Applying this principle to the search of defendant’s flight bag, it strikes us that the various countervailing interests discussed
supra
could just as well, if not better, have been served if defendant’s flight bag had merely been sealed, removed, and secured without further intrusion,
the un
broken seal ultimately testifying to the lack of tampering. This procedure would impose no further burden or expense than that currently incurred by the Police Department, in that it already routinely removes and stores such personalty. The suggested procedure would in no way affect the protection afforded to defendant’s property under existing procedures, but it would enhance the protection afforded police against false claims by removing the possibility of allegations of impropriety during the inventorying process. Finally, such procedure would serve to accommodate the considerable interest of an individual in safeguarding his possessions from unreasonable police intrusions.
See Chadwick supra.
V.
Conclusion
In view of the foregoing we find that the search of defendant’s flight bag was unreasonable under the Fourth Amendment and, that the items seized and subsequent statements made regarding them must be suppressed.

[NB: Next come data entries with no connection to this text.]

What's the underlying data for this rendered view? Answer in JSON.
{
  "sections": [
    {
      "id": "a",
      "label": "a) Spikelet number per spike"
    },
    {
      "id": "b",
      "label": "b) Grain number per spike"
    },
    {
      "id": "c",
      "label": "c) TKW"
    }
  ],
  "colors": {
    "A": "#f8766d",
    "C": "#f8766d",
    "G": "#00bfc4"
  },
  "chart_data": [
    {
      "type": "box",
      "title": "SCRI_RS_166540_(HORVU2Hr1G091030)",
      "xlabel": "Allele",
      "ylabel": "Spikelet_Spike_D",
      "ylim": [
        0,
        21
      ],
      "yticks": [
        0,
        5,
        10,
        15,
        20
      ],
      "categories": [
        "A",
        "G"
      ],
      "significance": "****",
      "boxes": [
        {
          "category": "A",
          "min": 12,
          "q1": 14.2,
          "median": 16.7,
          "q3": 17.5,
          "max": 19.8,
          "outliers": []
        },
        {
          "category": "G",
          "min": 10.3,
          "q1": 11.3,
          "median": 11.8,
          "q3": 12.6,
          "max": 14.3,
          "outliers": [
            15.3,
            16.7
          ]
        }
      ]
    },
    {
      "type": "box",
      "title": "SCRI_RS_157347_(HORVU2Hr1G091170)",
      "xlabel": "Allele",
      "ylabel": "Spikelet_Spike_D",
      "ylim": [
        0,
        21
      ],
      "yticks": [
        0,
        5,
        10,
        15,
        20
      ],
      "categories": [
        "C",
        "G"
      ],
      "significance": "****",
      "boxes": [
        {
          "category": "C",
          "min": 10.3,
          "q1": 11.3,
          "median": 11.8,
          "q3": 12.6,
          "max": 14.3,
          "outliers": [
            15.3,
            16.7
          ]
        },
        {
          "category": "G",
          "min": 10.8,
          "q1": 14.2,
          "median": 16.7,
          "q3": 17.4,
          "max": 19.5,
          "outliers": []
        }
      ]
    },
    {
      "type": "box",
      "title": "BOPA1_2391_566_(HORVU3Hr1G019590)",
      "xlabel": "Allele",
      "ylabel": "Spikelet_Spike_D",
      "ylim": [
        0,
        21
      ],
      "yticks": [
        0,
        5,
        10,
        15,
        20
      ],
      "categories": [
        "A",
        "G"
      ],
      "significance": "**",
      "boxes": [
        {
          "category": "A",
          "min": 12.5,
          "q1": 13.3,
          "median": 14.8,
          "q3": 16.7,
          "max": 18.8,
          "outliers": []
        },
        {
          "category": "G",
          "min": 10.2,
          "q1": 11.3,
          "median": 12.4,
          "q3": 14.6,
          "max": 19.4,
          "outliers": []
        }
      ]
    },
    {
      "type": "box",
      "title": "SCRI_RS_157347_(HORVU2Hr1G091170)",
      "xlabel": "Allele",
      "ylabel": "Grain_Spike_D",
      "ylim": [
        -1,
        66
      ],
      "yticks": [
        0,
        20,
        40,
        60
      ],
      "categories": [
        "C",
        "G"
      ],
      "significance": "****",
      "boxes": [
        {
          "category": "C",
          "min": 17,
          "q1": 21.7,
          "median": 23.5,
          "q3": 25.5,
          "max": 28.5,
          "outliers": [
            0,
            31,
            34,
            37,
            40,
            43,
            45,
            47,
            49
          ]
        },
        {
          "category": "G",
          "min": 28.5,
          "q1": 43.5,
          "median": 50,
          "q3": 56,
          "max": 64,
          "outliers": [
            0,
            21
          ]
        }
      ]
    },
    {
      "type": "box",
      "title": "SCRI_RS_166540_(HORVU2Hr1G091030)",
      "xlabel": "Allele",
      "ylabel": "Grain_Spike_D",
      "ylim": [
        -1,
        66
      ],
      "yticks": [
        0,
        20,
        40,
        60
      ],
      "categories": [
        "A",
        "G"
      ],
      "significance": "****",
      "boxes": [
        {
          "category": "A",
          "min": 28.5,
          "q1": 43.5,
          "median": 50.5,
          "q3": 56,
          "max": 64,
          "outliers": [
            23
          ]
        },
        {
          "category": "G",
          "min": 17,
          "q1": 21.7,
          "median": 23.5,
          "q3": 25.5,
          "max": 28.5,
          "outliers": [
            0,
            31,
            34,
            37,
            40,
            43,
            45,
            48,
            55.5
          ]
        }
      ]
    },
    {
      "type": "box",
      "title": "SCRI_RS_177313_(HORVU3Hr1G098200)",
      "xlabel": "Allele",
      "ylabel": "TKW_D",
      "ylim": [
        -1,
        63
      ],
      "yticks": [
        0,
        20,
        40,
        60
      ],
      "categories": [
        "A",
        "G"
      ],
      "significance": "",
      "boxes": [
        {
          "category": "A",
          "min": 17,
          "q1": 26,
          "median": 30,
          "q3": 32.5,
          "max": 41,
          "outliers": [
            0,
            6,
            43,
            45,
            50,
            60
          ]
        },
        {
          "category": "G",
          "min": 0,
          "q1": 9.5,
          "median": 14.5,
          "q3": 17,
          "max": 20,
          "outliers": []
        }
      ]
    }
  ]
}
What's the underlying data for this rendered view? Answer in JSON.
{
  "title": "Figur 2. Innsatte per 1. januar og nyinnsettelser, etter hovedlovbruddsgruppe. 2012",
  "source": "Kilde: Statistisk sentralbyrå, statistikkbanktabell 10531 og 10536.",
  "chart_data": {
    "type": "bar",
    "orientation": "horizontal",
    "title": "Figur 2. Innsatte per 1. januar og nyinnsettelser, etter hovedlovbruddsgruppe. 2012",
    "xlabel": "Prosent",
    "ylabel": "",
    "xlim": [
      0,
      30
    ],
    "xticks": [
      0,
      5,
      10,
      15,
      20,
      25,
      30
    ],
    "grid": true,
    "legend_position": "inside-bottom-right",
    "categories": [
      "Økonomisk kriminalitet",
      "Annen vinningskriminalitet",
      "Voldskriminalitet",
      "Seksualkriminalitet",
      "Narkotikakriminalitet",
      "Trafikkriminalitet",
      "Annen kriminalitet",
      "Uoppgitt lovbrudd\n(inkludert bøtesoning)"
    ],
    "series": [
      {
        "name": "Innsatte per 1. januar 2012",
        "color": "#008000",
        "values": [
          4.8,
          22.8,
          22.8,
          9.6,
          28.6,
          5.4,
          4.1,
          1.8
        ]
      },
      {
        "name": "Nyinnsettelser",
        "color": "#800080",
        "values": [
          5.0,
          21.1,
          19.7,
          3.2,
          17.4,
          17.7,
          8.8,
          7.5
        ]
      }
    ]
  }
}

Accordingly, it is this 7th day of July, 1978 hereby
ORDERED that Defendant’s Motion to Suppress Tangible Evidence and Statements is denied with respect to suppression of the weapon found in the glove compartment of defendant’s car, and it is further
ORDERED that Defendant’s Motion to Suppress Tangible Evidence and Statements is granted with respect to items contained in his flight bag and all subsequent statements made which pertained to such items.